If the U.S had never adopted the one-drop rule would there be several categories used to count people mixed with African ancestry? Would the Black population be smaller than what it is today?
As far as that example with that Puerto Rican guy. I wonder if many Latin people would prefer the labels 'Afro-Latino' and 'Afro-Latina' instead of the word Black to choose from on the census?
Wendy Roth has been arguing for years that the U.S. Census Bureau should ask about race in a different way. The race box that people check for themselves on the census doesn’t always match the box someone else might have checked for them. And that, Roth says, is a problem.
Many Hispanics and people from the Middle East check "white" as their race on the census. This is a "problem" only in the fevered minds of people like Ms. Roth.

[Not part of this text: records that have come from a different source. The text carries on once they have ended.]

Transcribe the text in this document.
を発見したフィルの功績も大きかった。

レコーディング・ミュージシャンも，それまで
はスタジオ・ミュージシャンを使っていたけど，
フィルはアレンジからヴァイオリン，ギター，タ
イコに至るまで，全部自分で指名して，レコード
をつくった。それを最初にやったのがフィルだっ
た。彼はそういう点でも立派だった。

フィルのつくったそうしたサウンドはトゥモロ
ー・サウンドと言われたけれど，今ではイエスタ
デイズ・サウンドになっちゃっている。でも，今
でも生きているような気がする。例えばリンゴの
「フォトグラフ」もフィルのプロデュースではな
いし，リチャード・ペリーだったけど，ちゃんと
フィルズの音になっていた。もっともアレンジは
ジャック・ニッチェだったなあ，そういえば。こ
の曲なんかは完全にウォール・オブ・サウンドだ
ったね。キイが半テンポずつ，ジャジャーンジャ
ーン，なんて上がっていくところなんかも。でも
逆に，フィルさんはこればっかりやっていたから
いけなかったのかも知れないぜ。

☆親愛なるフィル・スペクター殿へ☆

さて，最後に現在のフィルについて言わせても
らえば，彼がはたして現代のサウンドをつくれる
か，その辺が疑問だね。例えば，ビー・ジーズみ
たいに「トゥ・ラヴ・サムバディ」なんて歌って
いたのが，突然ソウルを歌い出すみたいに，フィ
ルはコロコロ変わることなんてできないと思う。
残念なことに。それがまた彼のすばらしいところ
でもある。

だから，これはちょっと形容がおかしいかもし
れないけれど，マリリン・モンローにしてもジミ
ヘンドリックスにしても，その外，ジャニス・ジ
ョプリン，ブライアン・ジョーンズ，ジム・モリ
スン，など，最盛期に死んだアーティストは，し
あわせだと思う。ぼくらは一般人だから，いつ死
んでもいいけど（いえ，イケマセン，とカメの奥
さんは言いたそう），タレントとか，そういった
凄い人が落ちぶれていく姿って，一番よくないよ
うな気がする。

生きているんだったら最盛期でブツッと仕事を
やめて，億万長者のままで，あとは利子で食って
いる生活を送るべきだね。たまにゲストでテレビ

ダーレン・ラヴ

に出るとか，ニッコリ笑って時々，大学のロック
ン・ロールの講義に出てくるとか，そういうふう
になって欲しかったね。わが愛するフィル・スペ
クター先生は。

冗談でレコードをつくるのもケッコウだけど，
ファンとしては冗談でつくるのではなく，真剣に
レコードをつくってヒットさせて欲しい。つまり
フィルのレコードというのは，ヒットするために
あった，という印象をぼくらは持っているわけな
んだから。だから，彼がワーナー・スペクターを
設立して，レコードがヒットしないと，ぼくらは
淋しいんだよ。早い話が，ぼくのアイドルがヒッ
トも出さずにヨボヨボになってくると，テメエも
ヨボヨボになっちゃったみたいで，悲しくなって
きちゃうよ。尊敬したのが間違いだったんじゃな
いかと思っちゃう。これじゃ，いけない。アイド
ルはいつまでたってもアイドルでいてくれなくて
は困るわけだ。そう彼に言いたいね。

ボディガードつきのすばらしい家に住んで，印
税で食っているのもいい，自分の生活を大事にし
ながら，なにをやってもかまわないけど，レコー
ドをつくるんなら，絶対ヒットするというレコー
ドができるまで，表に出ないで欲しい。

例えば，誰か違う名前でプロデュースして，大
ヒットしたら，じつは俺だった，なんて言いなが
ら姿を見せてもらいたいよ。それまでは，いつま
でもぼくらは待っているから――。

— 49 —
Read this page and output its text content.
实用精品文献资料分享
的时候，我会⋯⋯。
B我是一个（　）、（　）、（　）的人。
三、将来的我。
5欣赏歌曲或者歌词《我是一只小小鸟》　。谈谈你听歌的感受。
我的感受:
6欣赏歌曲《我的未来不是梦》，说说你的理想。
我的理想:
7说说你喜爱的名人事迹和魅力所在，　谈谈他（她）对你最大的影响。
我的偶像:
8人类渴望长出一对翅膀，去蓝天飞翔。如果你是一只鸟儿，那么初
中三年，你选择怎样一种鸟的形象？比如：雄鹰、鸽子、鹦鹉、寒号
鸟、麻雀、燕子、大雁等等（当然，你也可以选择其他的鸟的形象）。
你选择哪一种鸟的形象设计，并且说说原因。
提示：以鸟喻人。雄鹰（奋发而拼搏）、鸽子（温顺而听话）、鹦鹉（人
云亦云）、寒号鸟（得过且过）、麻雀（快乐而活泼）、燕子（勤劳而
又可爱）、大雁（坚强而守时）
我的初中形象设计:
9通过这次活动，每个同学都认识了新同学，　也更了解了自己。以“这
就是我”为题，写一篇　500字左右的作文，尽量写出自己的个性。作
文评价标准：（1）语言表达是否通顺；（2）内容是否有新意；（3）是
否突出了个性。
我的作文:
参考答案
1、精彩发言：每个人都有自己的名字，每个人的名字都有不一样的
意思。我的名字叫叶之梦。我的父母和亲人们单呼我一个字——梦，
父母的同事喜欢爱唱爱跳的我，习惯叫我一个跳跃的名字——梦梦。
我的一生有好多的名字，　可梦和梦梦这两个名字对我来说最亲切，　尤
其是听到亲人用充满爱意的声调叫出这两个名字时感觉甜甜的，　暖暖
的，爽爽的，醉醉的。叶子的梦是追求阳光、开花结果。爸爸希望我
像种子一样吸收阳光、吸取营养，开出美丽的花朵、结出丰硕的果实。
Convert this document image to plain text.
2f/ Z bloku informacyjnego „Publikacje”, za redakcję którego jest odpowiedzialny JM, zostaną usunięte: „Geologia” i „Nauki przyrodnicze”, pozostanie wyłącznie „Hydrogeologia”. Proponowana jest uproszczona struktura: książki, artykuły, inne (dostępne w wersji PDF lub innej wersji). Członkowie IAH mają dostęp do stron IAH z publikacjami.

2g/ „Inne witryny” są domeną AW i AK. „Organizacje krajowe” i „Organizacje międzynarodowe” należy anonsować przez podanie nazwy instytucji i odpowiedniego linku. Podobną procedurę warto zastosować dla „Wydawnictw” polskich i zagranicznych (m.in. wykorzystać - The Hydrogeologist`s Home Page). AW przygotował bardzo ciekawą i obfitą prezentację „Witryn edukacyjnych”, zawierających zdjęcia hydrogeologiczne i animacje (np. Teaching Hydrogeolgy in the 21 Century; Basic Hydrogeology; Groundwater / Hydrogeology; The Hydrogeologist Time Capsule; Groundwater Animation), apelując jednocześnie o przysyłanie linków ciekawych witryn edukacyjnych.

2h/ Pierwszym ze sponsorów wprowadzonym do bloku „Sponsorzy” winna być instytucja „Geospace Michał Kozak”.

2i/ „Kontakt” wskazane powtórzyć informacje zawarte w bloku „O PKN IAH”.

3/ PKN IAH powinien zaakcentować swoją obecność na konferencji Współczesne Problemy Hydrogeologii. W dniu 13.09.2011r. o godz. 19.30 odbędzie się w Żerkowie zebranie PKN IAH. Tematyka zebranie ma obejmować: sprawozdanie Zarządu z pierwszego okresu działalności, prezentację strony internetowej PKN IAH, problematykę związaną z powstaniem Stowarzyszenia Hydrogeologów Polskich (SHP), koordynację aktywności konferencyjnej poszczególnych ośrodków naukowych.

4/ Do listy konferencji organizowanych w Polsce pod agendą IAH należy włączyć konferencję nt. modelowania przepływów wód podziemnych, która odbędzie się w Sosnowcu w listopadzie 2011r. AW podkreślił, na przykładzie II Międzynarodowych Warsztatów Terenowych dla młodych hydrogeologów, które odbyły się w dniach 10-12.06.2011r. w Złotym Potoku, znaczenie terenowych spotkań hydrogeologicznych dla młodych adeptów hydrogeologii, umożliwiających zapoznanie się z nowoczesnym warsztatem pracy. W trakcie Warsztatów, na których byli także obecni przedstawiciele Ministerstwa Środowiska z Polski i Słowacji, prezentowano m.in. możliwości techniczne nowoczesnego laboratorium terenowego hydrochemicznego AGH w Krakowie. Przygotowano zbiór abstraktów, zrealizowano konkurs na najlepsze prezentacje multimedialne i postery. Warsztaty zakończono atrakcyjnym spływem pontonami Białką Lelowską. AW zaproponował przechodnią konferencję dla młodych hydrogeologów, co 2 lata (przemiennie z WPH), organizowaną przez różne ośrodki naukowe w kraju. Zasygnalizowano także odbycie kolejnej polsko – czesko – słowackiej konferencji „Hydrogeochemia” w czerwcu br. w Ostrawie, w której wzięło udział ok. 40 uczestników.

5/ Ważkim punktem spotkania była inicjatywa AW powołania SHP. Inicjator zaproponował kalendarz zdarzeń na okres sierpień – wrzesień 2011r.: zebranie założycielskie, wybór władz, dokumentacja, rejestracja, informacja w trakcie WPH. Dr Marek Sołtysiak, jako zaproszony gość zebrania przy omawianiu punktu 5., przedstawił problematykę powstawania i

Many Hispanics and people from the Middle East check "white" as their race on the census. This is a "problem" only in the fevered minds of people like Ms. Roth.
Aren't you a proponent that humanity can be separated into races?
One drop rule was stupid and lead to much of this nonsense. Why did that rule ever come along in the USA and not in other places?
Because the U.S. wanted to maintain a strict separation between white and black and create as many slaves as possible. Even after slavery, they wanted all keep all resources for the whitest persons so even people with little African blood were excluded. They treated African heritage like a stain that polluted white heritage.
It wasn’t that way in most of Latin America and the Caribbean.